CBS's Colbert problem no longer belongs only to YouTube. A House Energy and Commerce Democratic letter to FCC Chair Brendan Carr folded candidate access, network pressure and broadcast licensing into one file, accusing the commission of weaponization. [1]
Wednesday's paper said CBS stopped policing Colbert bootlegs after paying for the show. Friday's link is institutional. Variety and Deadline documented CBS's takedown notices and retreat around the Colbert public-access episode. [2][3] The House letter supplies the separate candidate-access pressure claim. [1]
Those are not identical facts. Copyright enforcement is not equal-time law. A congressional allegation is not a docket finding. But they now occupy the same public argument: broadcast lawyers are making access and enforcement choices while the FCC is also moving aggressively on network licenses. The Disney ABC order shows how a commission can turn a media dispute into a license file. [4]
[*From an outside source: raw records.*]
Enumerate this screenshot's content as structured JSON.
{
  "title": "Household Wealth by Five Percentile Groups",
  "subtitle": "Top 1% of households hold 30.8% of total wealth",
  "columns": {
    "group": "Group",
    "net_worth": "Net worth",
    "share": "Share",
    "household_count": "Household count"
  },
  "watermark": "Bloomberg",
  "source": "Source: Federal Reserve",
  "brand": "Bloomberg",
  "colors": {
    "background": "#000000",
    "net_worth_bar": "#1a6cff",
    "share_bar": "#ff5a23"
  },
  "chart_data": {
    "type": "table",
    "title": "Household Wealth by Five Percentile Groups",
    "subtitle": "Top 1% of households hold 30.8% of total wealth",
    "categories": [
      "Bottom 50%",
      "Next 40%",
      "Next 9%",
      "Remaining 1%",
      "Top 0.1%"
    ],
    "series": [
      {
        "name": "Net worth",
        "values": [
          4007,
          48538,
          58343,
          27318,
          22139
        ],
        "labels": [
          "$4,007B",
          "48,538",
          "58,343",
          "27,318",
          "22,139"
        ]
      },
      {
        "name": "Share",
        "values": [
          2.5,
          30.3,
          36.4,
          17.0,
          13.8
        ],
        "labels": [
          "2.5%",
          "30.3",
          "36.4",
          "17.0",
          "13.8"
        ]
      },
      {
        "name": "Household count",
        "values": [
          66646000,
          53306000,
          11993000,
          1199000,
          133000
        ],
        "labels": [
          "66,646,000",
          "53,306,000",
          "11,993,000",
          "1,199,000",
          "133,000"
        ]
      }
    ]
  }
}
X wants a single noun for this: censorship, accountability, retaliation. The paper should refuse the shortcut. The evidence is stronger when it stays procedural. Takedown notice. Waiver. Letter. Order. License date.
The cultural story is that candidate access and comedy clips have become regulatory weather. That is how pressure works in broadcasting. It arrives as paperwork before it arrives as a ban.